Meet Stanley Chow, the Artist Who Draws All The New Yorker’s Contributor Portraits
“Sometimes, I just don’t think I get enough credit for this job.”
“The problem with writers is some of them just don’t like having their pictures taken,” said Stanley Chow, who’s been drawing The New Yorker’s contributor portraits since 2012. “They’ll send you a shitty little tiny JPEG, and you have to work from that.” Usually, it takes him between half an hour and an hour to finish each illustration. “I get $400 for a portrait,” he said, “so in terms of hourly wage, I’m doing alright.” But sometimes, he’ll go back and forth on revisions as many as three or four times to fine-tune a portrait so the contributor is happy. “Normally, they’ll say, ‘Can I have my eyebrows further apart or my smile bigger?’ Well, if you can actually show me a photograph where you’re smiling, maybe I can draw you with a smile,” he said. “If they’re going to send me all their pictures of glum expressions, they’re going to have a glum face. I can’t invent a smile if it doesn’t exist.”
Chow was born, raised, and lives in Manchester in the north of England, more than 3,000 miles away from The New Yorker’s offices. “I think I piss off a lot of New York artists,” he said of his work with the magazine, “purely because they can’t even achieve that while being in the city.” He started drawing on wrapping paper in his parent’s combo fish and chip and Chinese takeaway shop, but he didn’t learn about the magazine until art school. “A teacher said to me, ‘If you get in The New Yorker, you’ve made it,’” he recalled. “It was like Time magazine. It was famous. So those two always stuck in my head. I never read them. The cost of reading The New Yorker here is doubled, obviously, because you have to pay import prices.”

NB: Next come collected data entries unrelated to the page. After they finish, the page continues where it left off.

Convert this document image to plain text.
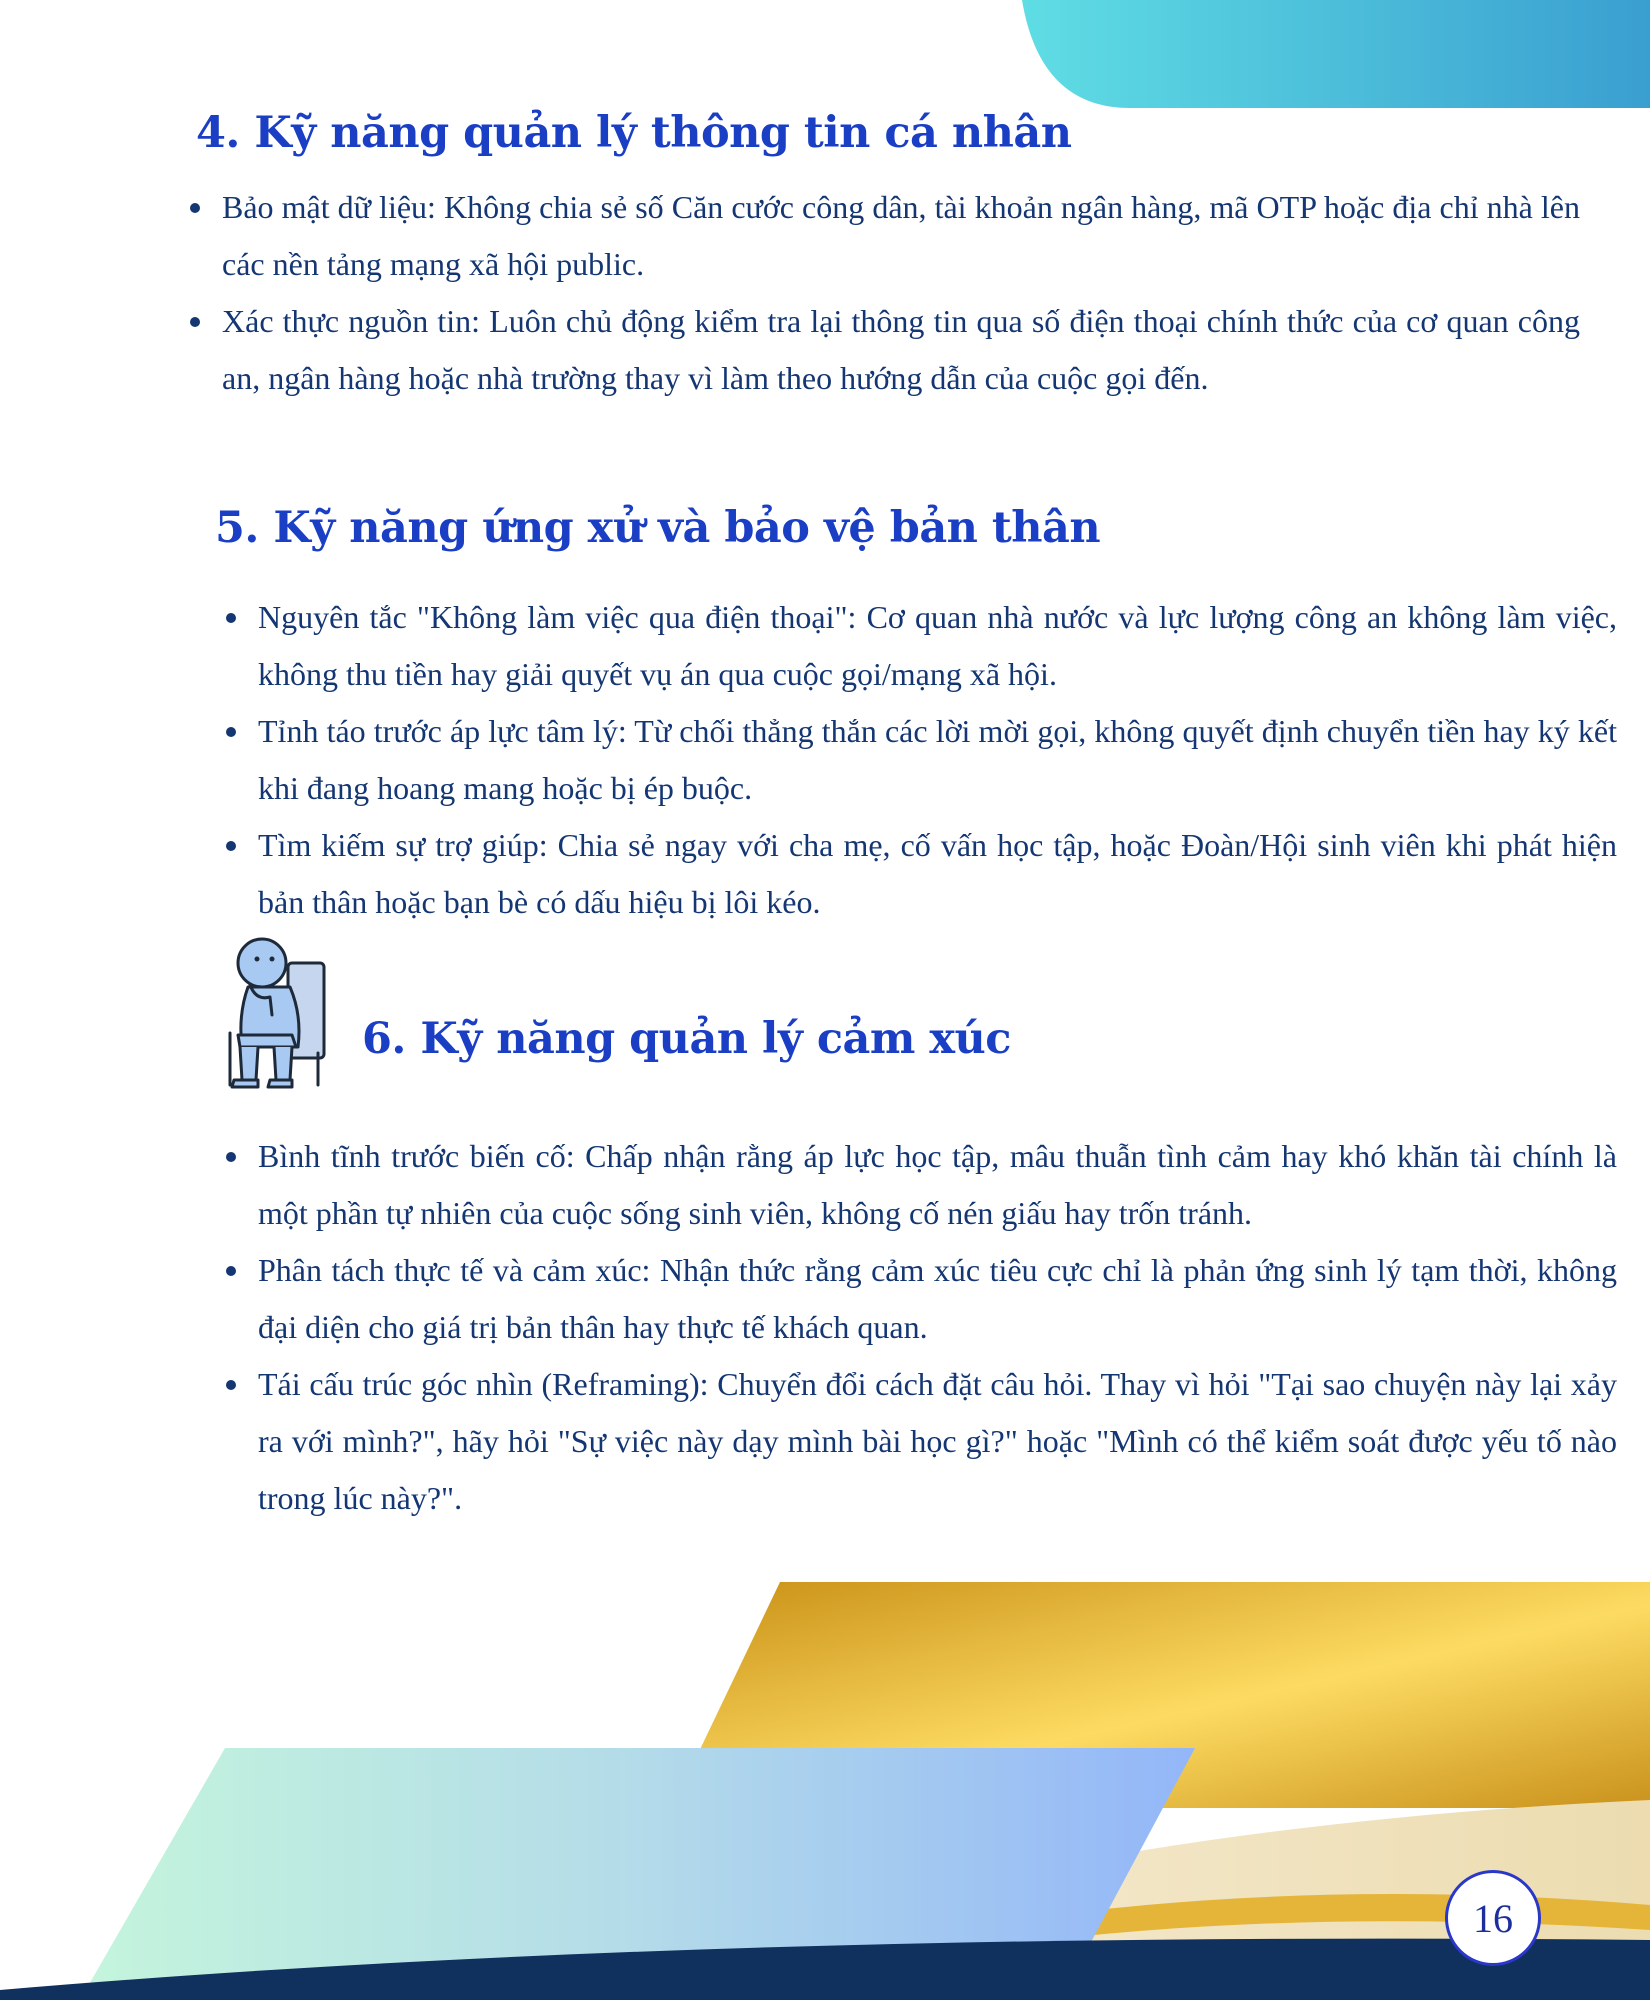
4. Kỹ năng quản lý thông tin cá nhân
Bảo mật dữ liệu: Không chia sẻ số Căn cước công dân, tài khoản ngân hàng, mã OTP hoặc địa chỉ nhà lên các nền tảng mạng xã hội public.
Xác thực nguồn tin: Luôn chủ động kiểm tra lại thông tin qua số điện thoại chính thức của cơ quan công an, ngân hàng hoặc nhà trường thay vì làm theo hướng dẫn của cuộc gọi đến.
5. Kỹ năng ứng xử và bảo vệ bản thân
Nguyên tắc "Không làm việc qua điện thoại": Cơ quan nhà nước và lực lượng công an không làm việc, không thu tiền hay giải quyết vụ án qua cuộc gọi/mạng xã hội.
Tỉnh táo trước áp lực tâm lý: Từ chối thẳng thắn các lời mời gọi, không quyết định chuyển tiền hay ký kết khi đang hoang mang hoặc bị ép buộc.
Tìm kiếm sự trợ giúp: Chia sẻ ngay với cha mẹ, cố vấn học tập, hoặc Đoàn/Hội sinh viên khi phát hiện bản thân hoặc bạn bè có dấu hiệu bị lôi kéo.
6. Kỹ năng quản lý cảm xúc
Bình tĩnh trước biến cố: Chấp nhận rằng áp lực học tập, mâu thuẫn tình cảm hay khó khăn tài chính là một phần tự nhiên của cuộc sống sinh viên, không cố nén giấu hay trốn tránh.
Phân tách thực tế và cảm xúc: Nhận thức rằng cảm xúc tiêu cực chỉ là phản ứng sinh lý tạm thời, không đại diện cho giá trị bản thân hay thực tế khách quan.
Tái cấu trúc góc nhìn (Reframing): Chuyển đổi cách đặt câu hỏi. Thay vì hỏi "Tại sao chuyện này lại xảy ra với mình?", hãy hỏi "Sự việc này dạy mình bài học gì?" hoặc "Mình có thể kiểm soát được yếu tố nào trong lúc này?".
16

He broke into the magazine for the first time in 2008, after a USB stick he designed for the White Stripes won him a Grammy nomination in the “Best Boxed or Special Limited Edition Package” category. But he didn’t start working for The New Yorker regularly until after Wyatt Mitchell joined the magazine as creative director in December 2011. “He’s a big soccer fan, and I’m a big soccer fan,” Chow said. “I spent years just posting soccer illustrations on the internet, and he said, ‘Look, I’ve seen all your soccer pictures all over the internet. I want them in our magazine.’ And that was that, really.” Chow’s work appeared regularly in print until Mitchell moved on to a new job at Apple in 2015. He illustrates articles less frequently now, but his contributor portraits have become a fixture.
“Sometimes, I just don’t think I get enough credit for this job,” Chow said. “I’m the only one that fucking does it.” Despite this uniqueness, he worries about his job security. “I get paid for each one. There’s no contract, so they could just fire me whenever they feel like it. The fact that they keep coming back is always encouraging. They really should put me on a retainer or something,” he said before adding, “I do think they’re going to sack me at some point. It’s a matter of when. I think the thing keeping them from sacking me is it’s going to cost them a lot of money to redo all of them in the same style. So they’re thinking, ‘How many dollars do we pay Stan? That’s a few hundred dollars times a few hundred people. Ah, nah, we’ll just keep him.’”
Almost ten years after he started doing the portraits, the contributors have changed, both in that new people are writing for the magazine and that the old ones have only gotten older. “Some of the early ones, I’ve had to update because either their hair has gone gray or they’re wearing glasses or whatever.” Usually, as Chow understands it, the writer points out that something about their look has changed and asks for the portrait to be updated. “I don’t know what half of them look like now,” he said, “but I have noticed if you go on their Twitter, some of them have literally had theirs for ten years. Emily Nussbaum must have changed now from the image that I gave her ten years ago.”
All these years later, his goals are about getting into the magazine. “For me, the bucket list is actually to get a New Yorker cover,” he said. “I think that’s the holy grail for most artists. It’s a difficult club to break into, but once you’re in, you’re in.”